The First Amendment does not support Employees' right to renege on their promise to join and support the union. This promise was made in the context of a contractual relationship between the union and its employees. When "legal obligations . . . are self-imposed," state law, not the First Amendment, normally governs. See Cohen v. Cowles Media Co., 501 U.S. 663, 671 (1991); Erie Telecomms., Inc. v. City of Erie, Pa., 853 F.2d 1084, 1089-90 (3d Cir. 1988) (distinguishing a First Amendment challenge from a claim to enforce "contractual obligations under the franchise and access agreements"). Nor does the First Amendment provide a right to "disregard promises that would otherwise be enforced under state law." Cohen, 501 U.S. at 671; cf. Dietemann v. Time, Inc., 449 F.2d 245, 249 (9th Cir. 1971) ("The First Amendment is not a license to trespass, to steal, or to intrude by electronic means into the precincts of another's home or office.").
Id. at 950.

In the prior motion to dismiss, the Court declined to credit the assertion that Plaintiffs were compelled to join the FDSA. See Campos, 441 F.Supp.3d at 956. The Court did so because the relevant language of the applicable MOU and the ERA Cards demonstrated that the Plaintiffs voluntarily joined the FDSA. See id.

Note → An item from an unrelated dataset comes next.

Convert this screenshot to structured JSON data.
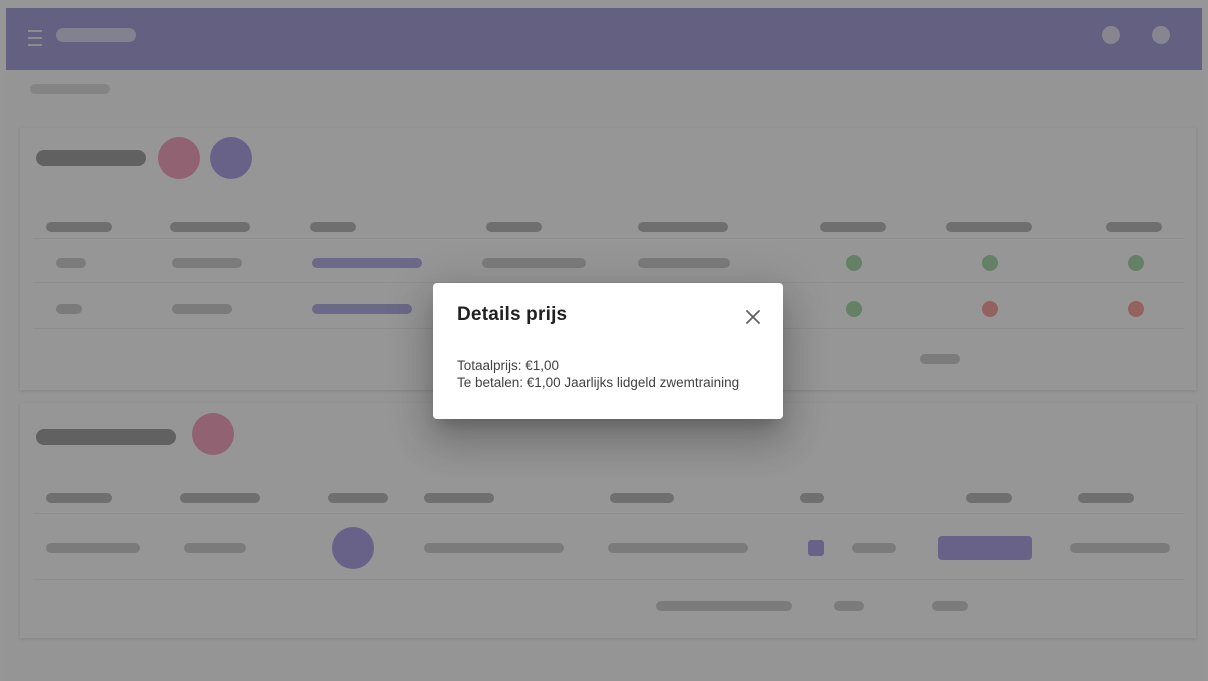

There are no allegations in the SAC that Plaintiffs involuntarily joined the FDSA or otherwise address the Court's analysis regarding the voluntarily nature of Plaintiffs joining the FDSA. Therefore, because the Plaintiffs were not compelled to join the FDSA but rather did so voluntarily, under Belgau, the Plaintiffs do not have a First Amendment right to resign unilaterally at any time and to stop paying dues. See Belgau, 975 F.3d at 950. The failure of either the County or the FDSA to acknowledge and give effect to the Plaintiffs' requests to resign their memberships and to stop collecting dues does not violate the First Amendment. See id.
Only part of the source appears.